Passing Strange - Daniel Waters
Publisher: Simon Pulse/Simon and Schuster
Release Date: 7th July 2010
Other Titles in the Series: Generation Dead, Kiss of Life
Karen DeSonne always passed as a normal teenager - and now that she’s dead, she’s still passing - this time, as alive.
But when her dead friends are accused of a high profile murder and forced into hiding, it’s up to Karen to prove their innocence. Which means doing the unthinkable and becoming the girlfriend of bionist zealot Peter Martinsburg, who she suspects of framing them. But if Peter finds out who Karen really is, the consequences for her will be worse than death…
I’m not a huge zombie fan, but Daniel Waters’ Generation Dead series hits the nail on the head every time and Passing Strange was no exception.

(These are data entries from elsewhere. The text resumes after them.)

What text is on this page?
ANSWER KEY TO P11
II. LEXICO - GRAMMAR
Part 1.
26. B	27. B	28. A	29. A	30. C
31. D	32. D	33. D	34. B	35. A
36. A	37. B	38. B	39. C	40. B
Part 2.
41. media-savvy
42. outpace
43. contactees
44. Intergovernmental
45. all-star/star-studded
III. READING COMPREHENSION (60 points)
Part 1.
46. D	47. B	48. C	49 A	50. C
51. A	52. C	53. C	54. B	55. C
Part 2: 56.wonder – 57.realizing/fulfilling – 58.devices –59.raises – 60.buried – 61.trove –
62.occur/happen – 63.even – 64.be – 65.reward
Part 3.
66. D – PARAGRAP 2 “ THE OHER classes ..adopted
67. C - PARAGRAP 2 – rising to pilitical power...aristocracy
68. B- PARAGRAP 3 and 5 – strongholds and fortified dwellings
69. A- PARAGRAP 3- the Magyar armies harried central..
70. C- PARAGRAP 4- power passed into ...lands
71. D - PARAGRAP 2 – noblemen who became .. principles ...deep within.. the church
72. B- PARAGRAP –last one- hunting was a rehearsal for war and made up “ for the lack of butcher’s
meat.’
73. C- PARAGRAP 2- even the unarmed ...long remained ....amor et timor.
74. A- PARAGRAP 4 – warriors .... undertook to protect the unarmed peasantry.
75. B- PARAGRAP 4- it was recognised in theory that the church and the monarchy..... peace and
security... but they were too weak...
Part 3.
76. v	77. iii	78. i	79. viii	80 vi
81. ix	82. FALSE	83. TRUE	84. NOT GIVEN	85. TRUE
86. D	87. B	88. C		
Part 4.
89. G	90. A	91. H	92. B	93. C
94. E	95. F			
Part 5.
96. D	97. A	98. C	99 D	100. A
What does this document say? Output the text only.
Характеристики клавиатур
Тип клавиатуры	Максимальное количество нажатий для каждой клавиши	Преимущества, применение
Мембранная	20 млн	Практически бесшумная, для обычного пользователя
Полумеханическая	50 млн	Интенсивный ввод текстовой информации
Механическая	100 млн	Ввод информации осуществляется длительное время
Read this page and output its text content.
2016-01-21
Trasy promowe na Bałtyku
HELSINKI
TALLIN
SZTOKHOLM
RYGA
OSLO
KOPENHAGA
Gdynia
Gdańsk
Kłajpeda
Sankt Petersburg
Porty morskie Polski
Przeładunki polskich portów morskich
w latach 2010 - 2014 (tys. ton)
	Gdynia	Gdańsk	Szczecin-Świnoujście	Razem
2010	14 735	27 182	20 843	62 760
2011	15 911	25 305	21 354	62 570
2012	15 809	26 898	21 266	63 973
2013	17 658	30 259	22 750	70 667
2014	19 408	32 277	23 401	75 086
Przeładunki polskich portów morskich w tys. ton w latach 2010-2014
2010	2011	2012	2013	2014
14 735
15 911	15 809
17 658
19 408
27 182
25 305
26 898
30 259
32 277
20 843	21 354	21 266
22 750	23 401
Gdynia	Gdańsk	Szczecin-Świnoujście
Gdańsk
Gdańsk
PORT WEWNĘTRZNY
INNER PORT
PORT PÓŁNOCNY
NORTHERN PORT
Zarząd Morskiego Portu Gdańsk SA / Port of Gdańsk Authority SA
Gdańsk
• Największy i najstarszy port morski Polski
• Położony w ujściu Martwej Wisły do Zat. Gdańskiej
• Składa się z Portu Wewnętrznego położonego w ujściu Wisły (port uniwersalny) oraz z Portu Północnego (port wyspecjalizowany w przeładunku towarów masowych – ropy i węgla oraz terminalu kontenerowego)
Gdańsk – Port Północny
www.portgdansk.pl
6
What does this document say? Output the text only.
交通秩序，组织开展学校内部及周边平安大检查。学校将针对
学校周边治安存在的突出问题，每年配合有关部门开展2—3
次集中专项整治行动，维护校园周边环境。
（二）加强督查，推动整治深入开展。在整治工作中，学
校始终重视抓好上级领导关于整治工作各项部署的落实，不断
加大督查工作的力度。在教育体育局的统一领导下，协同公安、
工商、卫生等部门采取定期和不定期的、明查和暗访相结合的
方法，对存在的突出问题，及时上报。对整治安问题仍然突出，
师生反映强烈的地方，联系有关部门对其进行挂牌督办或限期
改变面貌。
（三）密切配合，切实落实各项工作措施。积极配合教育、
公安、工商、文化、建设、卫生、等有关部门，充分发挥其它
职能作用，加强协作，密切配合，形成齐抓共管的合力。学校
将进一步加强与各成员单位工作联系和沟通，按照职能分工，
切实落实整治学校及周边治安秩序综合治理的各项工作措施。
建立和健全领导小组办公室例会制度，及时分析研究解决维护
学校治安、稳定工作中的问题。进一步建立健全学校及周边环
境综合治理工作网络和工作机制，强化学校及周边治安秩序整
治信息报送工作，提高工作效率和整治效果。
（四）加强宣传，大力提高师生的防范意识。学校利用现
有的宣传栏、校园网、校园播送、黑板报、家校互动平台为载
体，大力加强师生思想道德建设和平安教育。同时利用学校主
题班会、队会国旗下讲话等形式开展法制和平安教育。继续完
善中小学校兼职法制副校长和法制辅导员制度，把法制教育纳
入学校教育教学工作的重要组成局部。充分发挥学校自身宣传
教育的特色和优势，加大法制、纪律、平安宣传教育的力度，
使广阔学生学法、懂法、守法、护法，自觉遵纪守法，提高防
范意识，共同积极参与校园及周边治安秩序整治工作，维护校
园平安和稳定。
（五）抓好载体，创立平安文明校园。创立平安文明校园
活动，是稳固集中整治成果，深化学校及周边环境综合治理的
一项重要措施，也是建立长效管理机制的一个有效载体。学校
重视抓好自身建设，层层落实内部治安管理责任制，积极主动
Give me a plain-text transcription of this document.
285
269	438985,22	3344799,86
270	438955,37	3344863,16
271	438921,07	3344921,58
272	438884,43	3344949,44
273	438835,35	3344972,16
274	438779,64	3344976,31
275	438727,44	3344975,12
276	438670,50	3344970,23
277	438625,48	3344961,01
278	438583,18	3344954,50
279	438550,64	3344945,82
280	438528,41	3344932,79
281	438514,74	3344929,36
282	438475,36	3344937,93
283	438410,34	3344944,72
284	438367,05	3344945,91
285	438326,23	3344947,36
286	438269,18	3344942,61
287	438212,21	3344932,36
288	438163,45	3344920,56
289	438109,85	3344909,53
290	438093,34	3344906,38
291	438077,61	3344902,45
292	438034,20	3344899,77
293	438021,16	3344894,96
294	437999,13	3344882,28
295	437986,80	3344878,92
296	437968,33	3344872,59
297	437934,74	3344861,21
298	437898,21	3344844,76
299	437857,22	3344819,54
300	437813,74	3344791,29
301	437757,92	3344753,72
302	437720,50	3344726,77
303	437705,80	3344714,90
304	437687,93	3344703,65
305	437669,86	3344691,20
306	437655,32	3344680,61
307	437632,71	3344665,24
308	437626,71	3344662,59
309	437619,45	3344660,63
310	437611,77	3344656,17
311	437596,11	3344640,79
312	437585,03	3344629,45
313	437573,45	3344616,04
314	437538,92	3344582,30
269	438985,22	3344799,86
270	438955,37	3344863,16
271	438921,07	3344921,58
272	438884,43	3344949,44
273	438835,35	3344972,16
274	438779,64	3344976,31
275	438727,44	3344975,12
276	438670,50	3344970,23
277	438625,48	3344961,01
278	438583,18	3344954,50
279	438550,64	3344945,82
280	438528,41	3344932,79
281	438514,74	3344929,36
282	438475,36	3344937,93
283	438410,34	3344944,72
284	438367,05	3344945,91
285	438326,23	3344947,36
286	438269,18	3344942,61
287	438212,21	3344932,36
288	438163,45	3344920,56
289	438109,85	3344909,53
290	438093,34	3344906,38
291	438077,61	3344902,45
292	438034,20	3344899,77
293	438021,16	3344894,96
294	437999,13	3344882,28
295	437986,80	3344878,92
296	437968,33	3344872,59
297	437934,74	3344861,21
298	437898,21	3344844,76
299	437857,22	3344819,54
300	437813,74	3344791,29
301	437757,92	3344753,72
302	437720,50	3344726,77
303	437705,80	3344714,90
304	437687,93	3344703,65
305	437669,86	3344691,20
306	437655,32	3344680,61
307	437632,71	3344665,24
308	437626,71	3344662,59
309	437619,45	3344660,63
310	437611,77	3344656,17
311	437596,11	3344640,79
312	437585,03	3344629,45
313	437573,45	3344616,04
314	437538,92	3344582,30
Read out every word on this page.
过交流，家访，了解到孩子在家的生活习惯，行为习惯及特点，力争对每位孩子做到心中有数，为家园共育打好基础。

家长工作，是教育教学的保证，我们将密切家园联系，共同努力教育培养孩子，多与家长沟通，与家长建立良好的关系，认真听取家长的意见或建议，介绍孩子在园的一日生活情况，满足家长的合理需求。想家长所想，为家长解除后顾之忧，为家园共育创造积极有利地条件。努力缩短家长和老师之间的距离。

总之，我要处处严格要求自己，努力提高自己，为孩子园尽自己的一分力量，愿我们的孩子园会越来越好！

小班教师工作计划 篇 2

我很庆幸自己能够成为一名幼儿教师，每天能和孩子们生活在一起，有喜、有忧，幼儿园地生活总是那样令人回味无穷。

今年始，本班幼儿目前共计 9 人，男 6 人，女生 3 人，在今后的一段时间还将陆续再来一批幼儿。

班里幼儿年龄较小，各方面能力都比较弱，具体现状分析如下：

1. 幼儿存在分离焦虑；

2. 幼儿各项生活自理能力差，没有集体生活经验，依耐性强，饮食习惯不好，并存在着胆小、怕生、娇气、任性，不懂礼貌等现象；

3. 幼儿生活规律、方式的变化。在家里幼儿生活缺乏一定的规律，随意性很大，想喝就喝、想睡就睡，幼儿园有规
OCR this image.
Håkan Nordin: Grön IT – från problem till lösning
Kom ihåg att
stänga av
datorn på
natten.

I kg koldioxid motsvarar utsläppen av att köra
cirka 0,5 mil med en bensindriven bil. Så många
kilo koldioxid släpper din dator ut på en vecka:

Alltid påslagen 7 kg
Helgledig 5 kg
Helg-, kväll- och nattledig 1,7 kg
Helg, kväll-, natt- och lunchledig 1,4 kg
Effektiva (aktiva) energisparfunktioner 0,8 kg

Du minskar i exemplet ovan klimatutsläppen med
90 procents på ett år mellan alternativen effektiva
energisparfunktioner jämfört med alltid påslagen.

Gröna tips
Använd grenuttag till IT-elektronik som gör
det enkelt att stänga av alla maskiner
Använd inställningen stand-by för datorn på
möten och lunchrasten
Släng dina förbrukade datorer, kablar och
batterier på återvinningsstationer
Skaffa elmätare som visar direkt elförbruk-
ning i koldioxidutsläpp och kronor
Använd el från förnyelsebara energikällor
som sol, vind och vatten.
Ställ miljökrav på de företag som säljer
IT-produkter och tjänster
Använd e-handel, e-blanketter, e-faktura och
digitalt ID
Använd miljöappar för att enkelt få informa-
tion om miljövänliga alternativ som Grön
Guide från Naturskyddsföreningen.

Passing Strange is written in the perspective of Karen DeSonne. A not-so-central character in the series and a zombie, or differently biotic if we’re being completely PC. Unlike Adam, Karen’s narration is smooth and flowing and very alive. In fact, if I didn’t know she was dead, I wouldn’t have been able to tell, especially as she was passing as alive. Until this book, Karen wasn’t really explored at all and I’m very glad that she got an entire novel to tell her story.
Karen’s life, death and after-death are much more complicated than her role in Generation Dead and Kiss of Life would suggest. The things in her life and past that caused her to commit suicide, Karen’s struggles with herself and her family’s reaction to her death and return were explored and explained in Passing Strange. But it was the relationship from her past that intrigued me the most as that was the person that Karen was telling her story to and whose identity was concealed for most of the novel.
It was during this instalment of the series that the beliefs about zombies that motivated Pete’s behaviour were finally revealed. He was under the tutorage of the Reverend who was poisoning his mind. I even began to feel a little sympathetic towards him by the end, even though he was horrible. But Karen definitely taught him a lesson he’ll never forget.
Even though Passing Strange ended with a happy, cliffhanger-free ending, I’m still desperately hoping and wishing for another book about Phoebe, Adam, Tommy and Karen.